Roll Programs Impact on Margins
From the OEM side of the business, margins can be constrained due to overly aggressive roll programs. The key for any manufacturer is to ensure the roll business being quoted and retailed is “real business,” not simply an attempt to sustain an artificial level of activity. The business model that makes sense results in a used equipment fleet that is accurately valued and in line with other late model trade values. The manufacturer, dealer and customer each achieve this by covering an appropriate portion of the cost of depreciation.
Pros of Roll Programs
Manufacturers and dealers who actively remarket late model used equipment have been very successful in providing “new technology” at a discounted price while keeping the original warranty in place. The customer base for this slightly used equipment has become a combination of former new buyers realizing the value in late model used equipment, and historic purchasers of used machinery who have moved from 3-4 year old used purchases to late model used as their operations have expanded.
Cons of Roll Programs
The increase in high-dollar used equipment can surpass a dealer’s market potential in his marketplace. When this becomes the case, overvaluing the roll equipment can dramatically affect the residual values of equipment of all ages in the dealer’s market.

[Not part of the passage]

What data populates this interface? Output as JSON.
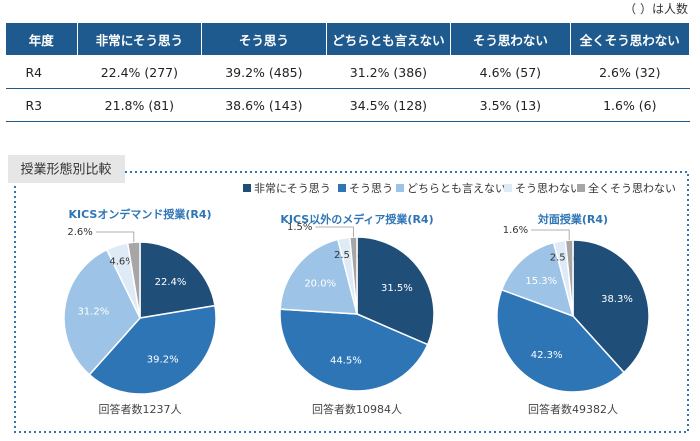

Dealers will often add at least one additional trade cycle to cash out any resulting profits. Specialized equipment provides additional challenges if the number of future used retail homes is limited.
Finding Homes for Late Model Used
It’s important that remarketing of the used take place from the time of the original delivery. The key to finding buyers for late model used is the initial determination of what discount from new is required to quickly place the used equipment.

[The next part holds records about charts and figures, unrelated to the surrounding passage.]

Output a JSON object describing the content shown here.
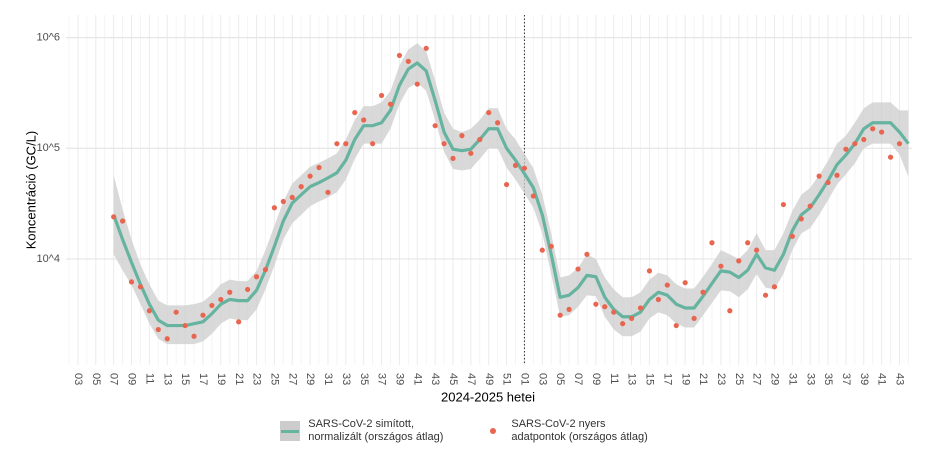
{
  "chart_data": {
    "type": "line",
    "ylabel": "Koncentráció (GC/L)",
    "xlabel": "2024-2025 hetei",
    "log_y": true,
    "grid": true,
    "ylim": [
      1100,
      1600000
    ],
    "yticks": [
      {
        "value": 10000,
        "label": "10^4"
      },
      {
        "value": 100000,
        "label": "10^5"
      },
      {
        "value": 1000000,
        "label": "10^6"
      }
    ],
    "vline_category": 51,
    "band_color": "#cccccc",
    "legend": "bottom",
    "categories": [
      null,
      "03",
      null,
      "05",
      null,
      "07",
      null,
      "09",
      null,
      "11",
      null,
      "13",
      null,
      "15",
      null,
      "17",
      null,
      "19",
      null,
      "21",
      null,
      "23",
      null,
      "25",
      null,
      "27",
      null,
      "29",
      null,
      "31",
      null,
      "33",
      null,
      "35",
      null,
      "37",
      null,
      "39",
      null,
      "41",
      null,
      "43",
      null,
      "45",
      null,
      "47",
      null,
      "49",
      null,
      "51",
      null,
      "01",
      null,
      "03",
      null,
      "05",
      null,
      "07",
      null,
      "09",
      null,
      "11",
      null,
      "13",
      null,
      "15",
      null,
      "17",
      null,
      "19",
      null,
      "21",
      null,
      "23",
      null,
      "25",
      null,
      "27",
      null,
      "29",
      null,
      "31",
      null,
      "33",
      null,
      "35",
      null,
      "37",
      null,
      "39",
      null,
      "41",
      null,
      "43",
      null
    ],
    "series": [
      {
        "name": "SARS-CoV-2 simított,\nnormalizált (országos átlag)",
        "color": "#66b3a0",
        "mark": "line",
        "values": [
          null,
          null,
          null,
          null,
          null,
          25000,
          15000,
          9300,
          5900,
          3900,
          2800,
          2500,
          2500,
          2500,
          2600,
          2700,
          3200,
          3900,
          4300,
          4200,
          4200,
          5200,
          7900,
          13000,
          22000,
          32000,
          38000,
          45000,
          49000,
          54000,
          60000,
          78000,
          120000,
          160000,
          160000,
          170000,
          220000,
          370000,
          520000,
          590000,
          500000,
          270000,
          140000,
          98000,
          95000,
          98000,
          120000,
          150000,
          150000,
          100000,
          78000,
          59000,
          44000,
          25000,
          11000,
          4500,
          4700,
          5500,
          7100,
          6900,
          4500,
          3500,
          3000,
          3000,
          3300,
          4300,
          5000,
          4700,
          3900,
          3600,
          3600,
          4600,
          6000,
          7800,
          7600,
          6800,
          7900,
          11000,
          8300,
          7900,
          11000,
          18000,
          25000,
          29000,
          38000,
          51000,
          71000,
          87000,
          110000,
          150000,
          170000,
          170000,
          170000,
          140000,
          110000
        ],
        "lower": [
          null,
          null,
          null,
          null,
          null,
          11000,
          7900,
          5800,
          3900,
          2600,
          1900,
          1700,
          1700,
          1700,
          1700,
          1800,
          2100,
          2600,
          2900,
          2800,
          2800,
          3500,
          5300,
          8700,
          15000,
          21000,
          25000,
          30000,
          33000,
          36000,
          40000,
          52000,
          80000,
          110000,
          110000,
          110000,
          150000,
          250000,
          350000,
          390000,
          330000,
          180000,
          93000,
          65000,
          63000,
          65000,
          80000,
          100000,
          100000,
          67000,
          52000,
          39000,
          29000,
          17000,
          7300,
          3000,
          3100,
          3700,
          4700,
          4600,
          3000,
          2300,
          2000,
          2000,
          2200,
          2900,
          3300,
          3100,
          2600,
          2400,
          2400,
          3100,
          4000,
          5200,
          5100,
          4500,
          5300,
          7300,
          5500,
          5300,
          7300,
          12000,
          17000,
          19000,
          25000,
          34000,
          47000,
          58000,
          73000,
          100000,
          110000,
          110000,
          110000,
          88000,
          55000
        ],
        "upper": [
          null,
          null,
          null,
          null,
          null,
          57000,
          28000,
          15000,
          8900,
          5900,
          4200,
          3800,
          3800,
          3800,
          3900,
          4100,
          4800,
          5900,
          6500,
          6300,
          6300,
          7800,
          12000,
          20000,
          33000,
          48000,
          57000,
          68000,
          74000,
          81000,
          90000,
          120000,
          180000,
          240000,
          240000,
          260000,
          330000,
          560000,
          780000,
          890000,
          750000,
          410000,
          210000,
          150000,
          140000,
          150000,
          180000,
          230000,
          230000,
          150000,
          120000,
          89000,
          66000,
          38000,
          17000,
          6800,
          7100,
          8300,
          11000,
          10000,
          6800,
          5300,
          4500,
          4500,
          5000,
          6500,
          7500,
          7100,
          5900,
          5400,
          5400,
          6900,
          9000,
          12000,
          11000,
          10000,
          12000,
          17000,
          12000,
          12000,
          17000,
          27000,
          38000,
          44000,
          57000,
          77000,
          110000,
          130000,
          170000,
          230000,
          260000,
          260000,
          260000,
          220000,
          220000
        ]
      },
      {
        "name": "SARS-CoV-2 nyers\n adatpontok (országos átlag)",
        "color": "#e8664f",
        "mark": "point",
        "values": [
          null,
          null,
          null,
          null,
          null,
          24000,
          22000,
          6200,
          5600,
          3400,
          2300,
          1900,
          3300,
          2500,
          2000,
          3100,
          3800,
          4300,
          5000,
          2700,
          5300,
          6900,
          8000,
          29000,
          33000,
          36000,
          45000,
          56000,
          67000,
          40000,
          110000,
          110000,
          210000,
          180000,
          110000,
          300000,
          250000,
          690000,
          610000,
          380000,
          800000,
          160000,
          110000,
          81000,
          130000,
          90000,
          120000,
          210000,
          170000,
          47000,
          70000,
          66000,
          37000,
          12000,
          13000,
          3100,
          3500,
          8100,
          11000,
          3900,
          3700,
          3300,
          2600,
          2900,
          3600,
          7800,
          4300,
          5800,
          2500,
          6100,
          2900,
          5000,
          14000,
          8600,
          3400,
          9600,
          14000,
          12000,
          4700,
          5600,
          31000,
          16000,
          23000,
          30000,
          56000,
          49000,
          57000,
          98000,
          110000,
          120000,
          150000,
          140000,
          83000,
          110000,
          null
        ]
      }
    ]
  }
}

Sustainability of Roll Programs
- Roll programs are sustainable with the close coordination between the dealer and the OEM. A balance needs to be determined on what percentage of business can utilize a roll program to ensure later buyers exist in a quantity that will sustain the required residual values.
- Dealers who attempt to overuse rolls — assuming future market conditions will always be stronger than the current market — are certain to experience a downward market trend sometime in the future.
- Defining both the first and second homes of used equipment upfront for any roll program is the key to success.
- Effective use of a roll program can influence a customer to purchase exclusively one brand of equipment.
Alternatives to Roll Programs
- Traditional lease programs often cannot compete with the guaranteed repurchase price of equipment running through a roll program.
- Dealer rental fleets are another alternative, but unless continued rental utilization can address interest carrying costs, the rentals have a higher total cost.
- OEMs are not likely to consider carrying high levels of inventory on their books that increases the working capital employed.
- None of the above programs allow the same result as an effectively run and managed roll program.